RTSS 2019 will host the following workshops, special sessions and tutorials.
Abstract: WMC aims to bring together researchers working in fields relating to real-time systems with a focus on the challenges brought about by the integration of mixed-criticality applications onto singlecore, multicore, and manycore architectures. These challenges are cross-cutting. To advance rapidly, closer interaction is needed between the sub-communities involved in real-time scheduling, real-time operating systems/runtime environments, and timing analysis. The workshop aims to promote understanding of the fundamental problems that affect Mixed-Criticality Systems (MCS) at all levels in the software/hardware stack and crucially the interfaces between them.

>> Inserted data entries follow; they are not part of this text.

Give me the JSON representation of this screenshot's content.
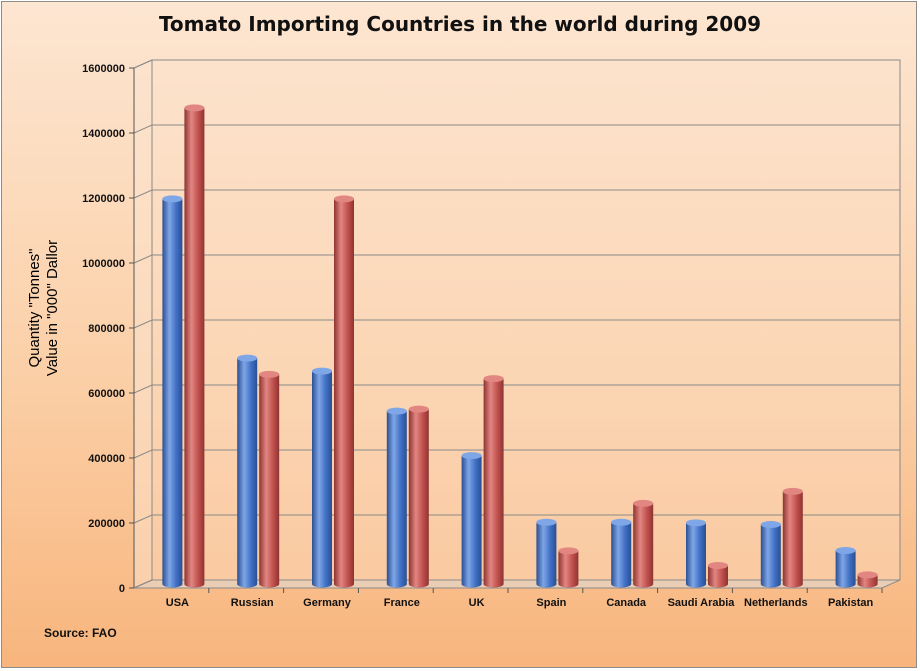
{
  "chart_data": {
    "type": "bar",
    "title": "Tomato Importing Countries in the world during 2009",
    "ylabel_lines": [
      "Quantity \"Tonnes\"",
      "Value in \"000\" Dallor"
    ],
    "source_note": "Source: FAO",
    "categories": [
      "USA",
      "Russian",
      "Germany",
      "France",
      "UK",
      "Spain",
      "Canada",
      "Saudi Arabia",
      "Netherlands",
      "Pakistan"
    ],
    "series": [
      {
        "values": [
          1185000,
          695000,
          655000,
          532000,
          395000,
          190000,
          190000,
          188000,
          183000,
          103000
        ]
      },
      {
        "values": [
          1465000,
          645000,
          1185000,
          538000,
          632000,
          102000,
          248000,
          57000,
          285000,
          28000
        ]
      }
    ],
    "ylim": [
      0,
      1600000
    ],
    "yticks": [
      "0",
      "200000",
      "400000",
      "600000",
      "800000",
      "1000000",
      "1200000",
      "1400000",
      "1600000"
    ],
    "grid": true,
    "colors": {
      "series1_main": "#3f6fc4",
      "series1_light": "#7fa6e6",
      "series1_dark": "#2a4f93",
      "series2_main": "#c0504d",
      "series2_light": "#e28682",
      "series2_dark": "#8e3431",
      "gridline": "#8a8a8a",
      "wall": "#fce3cf"
    }
  }
}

Abstract: The increasing proliferation of Internet of Things (IoT) is giving rise to an ever-increasing volume of data being generated by the IoT sensors that reside at the edge of the networks. Of specific interest to us are CPS applications found in a wide range of societal and environmental applications where the streamed information is fed to decision makers, and where time is crucial for the quality of the decision. This workshop aims to invite position and research papers from the scientific community that describe ideas or work-in-progress efforts to address the plethora of challenges in this realm.
Abstract: Internet of Things (IoT) has shown significant advantages not only for consumer applications but also for the industrial domains. In recent years, we have been witnessing the IoT paradigm making its way into industry with purposely designed solutions. Industrial IoT (IIoT) devices are typically deployed in noisy environments for supporting mission- and safety-critical applications, and have stringent timing and reliability requirements on timely collection of environmental data and proper delivery of control decisions. This workshop aims to promote a holistic approach to solving the problems in IIoT.
Abstract: This special session includes three talks on: 1) approach to alleviate the communication bottleneck in distributed machine learning (ML) and speed up training; 2) performance modeling and optimization for CNN Acceleration on FPGA; and 3) speed up DNN inference under resource constraint.
Abstract: Recently, Electrical Energy Storage (EES) systems in the form of high-power battery packs are gaining more importance due to the rapid proliferation of Electric and Hybrid Electric Vehicles (EVs and HEVs) and the widespread adoption of renewable energy sources. Improving the usable energy output and the lifetime of these battery packs are some of the important challenges that are currently attracting a lot of attention. This special session includes three different talks addressing three different abstraction layers or scales at which real-time energy management and engineering is necessary. These are at the (i) battery layer, (ii) the electric vehicle (EV/HEV) layer, and (iii) the charging station layer.
Urban Mobility with Smart Infrastructure
Abstract: Next-generation urban transportation systems will incorporate autonomous vehicles with intelligent infrastructure, including intelligent intersection and smart lamppost systems. The vehicles commutate with intelligent infrastructures, e.g., smart lampposts, and other surrounding vehicles via vehicular ad-hoc networks (VANETs) to improve vehicle safety and transportation efficiency. In this session, the three talks will introduce the challenges and state-of-the-art solutions for both autonomous vehicles and intelligent infrastructures, as well as the interactions between them.
Abstract: Conventional real-time embedded systems have over the past two decades vividly evolved into an open, interconnected form, now known as cyber-physical systems (CPS), that integrates capabilities of computing, communication and control. The underlying safety-critical feature, however, impels the community to tackle the grand challenge concerning analysis, verification and design of reliable CPS. Hybrid systems that seamlessly integrate continuous dynamics with discrete behaviors have been extensively used as mathematical models for CPS, wherein prominent formal techniques, e.g., reachability-based model checking, deduction-based theorem proving and correct-by-construction synthesis, have been developed for ensuring correctness of hybrid systems. In this tutorial, we will start with a lightweight introduction to CPS and hybrid systems in a safety-critical context and then present our efforts over the recent years in testing, verification and design of CPS, particularly addressing inherent features thereof like large-scale, nondeterminism and delayed coupling.